Last Call — A prime-time read of what’s going down in Florida politics.
The national ban on evictions ends this week. Lawmakers are worried Florida’s speedy eviction process could result in thousands of renters hit by pandemic-related economic hardship being evicted if they don’t apply for federal aid by July 31.
Congressman Darren Soto held a housing roundtable Monday with Rep. Carlos G. Smith and other local leaders in Central Florida to urge people to apply for Florida’s state and local emergency rental assistance programs.
“This is something that can really help our renters. It can really help those landlords as well, especially those that are not giant corporations who need this income to make their mortgage,” Smith said.
Osceola County alone — a county that in a non-pandemic year relies heavily on tourism — has more than 1,500 evictions currently hanging in the balance that will be subject to enforcement after July 31, according to County Commissioner Viviana Janer.
Florida received about $1.4 billion out of a total of $47 billion of federal relief money from the CARES and American Rescue Plan for housing issues. The money is being distributed through programs like OUR Florida and other local eviction divergent programs.
But nationwide the federal money has been slow to make it into the hands of landlords. The treasury has sent the money to states but housing advocates, like the National Low-Income Housing Coalition, suggest some of the applications are too burdensome.
“Please, we don’t want to be on the other side of this a few weeks from now where we see thousands of families evicted because they didn’t apply, and it’s too late. It’s like with the vaccine where we have folks now who are on their deathbed dying of COVID wishing for the vaccine, but it’s too late,” Soto said.

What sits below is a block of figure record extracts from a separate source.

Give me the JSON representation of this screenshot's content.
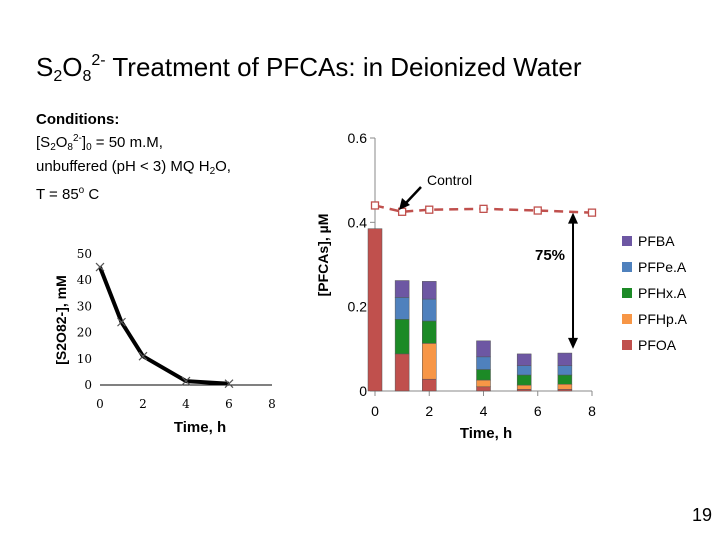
{
  "slide": {
    "title_parts": [
      "S",
      "2",
      "O",
      "8",
      "2-",
      " Treatment of PFCAs: in Deionized Water"
    ],
    "conditions": {
      "heading": "Conditions:",
      "line1_parts": [
        "[S",
        "2",
        "O",
        "8",
        "2-",
        "]",
        "0",
        " = 50 m.M,"
      ],
      "line2_parts": [
        "unbuffered (pH < 3) MQ H",
        "2",
        "O,"
      ],
      "line3_parts": [
        "T = 85",
        "o",
        " C"
      ]
    },
    "slide_number": "19"
  },
  "colors": {
    "PFBA": "#6d57a3",
    "PFPeA": "#4f81bd",
    "PFHxA": "#1c8a26",
    "PFHpA": "#f79646",
    "PFOA": "#c0504d",
    "control": "#c0504d",
    "persulfate": "#000000"
  },
  "chart_data": [
    {
      "type": "line",
      "ylabel": "[S2O82-], mM",
      "xlabel": "Time, h",
      "x_ticks": [
        "0",
        "2",
        "4",
        "6",
        "8"
      ],
      "y_ticks": [
        "0",
        "10",
        "20",
        "30",
        "40",
        "50"
      ],
      "xlim": [
        0,
        8
      ],
      "ylim": [
        0,
        50
      ],
      "series": [
        {
          "points": [
            [
              0,
              45
            ],
            [
              1,
              24
            ],
            [
              2,
              11
            ],
            [
              4,
              1.5
            ],
            [
              6,
              0.5
            ]
          ]
        }
      ]
    },
    {
      "type": "bar",
      "stacked": true,
      "ylabel": "[PFCAs], µM",
      "xlabel": "Time, h",
      "x_ticks": [
        "0",
        "2",
        "4",
        "6",
        "8"
      ],
      "y_ticks": [
        "0",
        "0.2",
        "0.4",
        "0.6"
      ],
      "xlim": [
        0,
        8
      ],
      "ylim": [
        0,
        0.6
      ],
      "legend_position": "right",
      "legend": [
        "PFBA",
        "PFPe.A",
        "PFHx.A",
        "PFHp.A",
        "PFOA"
      ],
      "bars": [
        {
          "x": 0,
          "PFOA": 0.385,
          "PFHpA": 0,
          "PFHxA": 0,
          "PFPeA": 0,
          "PFBA": 0
        },
        {
          "x": 1,
          "PFOA": 0.088,
          "PFHpA": 0,
          "PFHxA": 0.082,
          "PFPeA": 0.052,
          "PFBA": 0.04
        },
        {
          "x": 2,
          "PFOA": 0.028,
          "PFHpA": 0.085,
          "PFHxA": 0.053,
          "PFPeA": 0.052,
          "PFBA": 0.042
        },
        {
          "x": 4,
          "PFOA": 0.01,
          "PFHpA": 0.016,
          "PFHxA": 0.025,
          "PFPeA": 0.03,
          "PFBA": 0.038
        },
        {
          "x": 5.5,
          "PFOA": 0.004,
          "PFHpA": 0.01,
          "PFHxA": 0.024,
          "PFPeA": 0.022,
          "PFBA": 0.028
        },
        {
          "x": 7,
          "PFOA": 0.004,
          "PFHpA": 0.012,
          "PFHxA": 0.022,
          "PFPeA": 0.022,
          "PFBA": 0.03
        }
      ],
      "control": {
        "label": "Control",
        "points": [
          [
            0,
            0.44
          ],
          [
            1,
            0.425
          ],
          [
            2,
            0.43
          ],
          [
            4,
            0.432
          ],
          [
            6,
            0.428
          ],
          [
            8,
            0.423
          ]
        ]
      },
      "annotation": {
        "text": "75%",
        "from": 0.423,
        "to": 0.1,
        "x": 7.3
      }
    }
  ]
}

Of the 30 programs Florida has in place to distribute the federal funding, 14 of those programs use self-attestation, which is recommended by the National Low Income Housing Coalition to encourage participation in the assistance programs.
And, ignoring rental assistance when facing eviction could really matter in a state like Florida that has a “lightning-fast” eviction process, Soto said.
If renters fall behind on rental payments, they have just five business days after getting a legal summons to pay the landlord what is owed before facing removal from their home.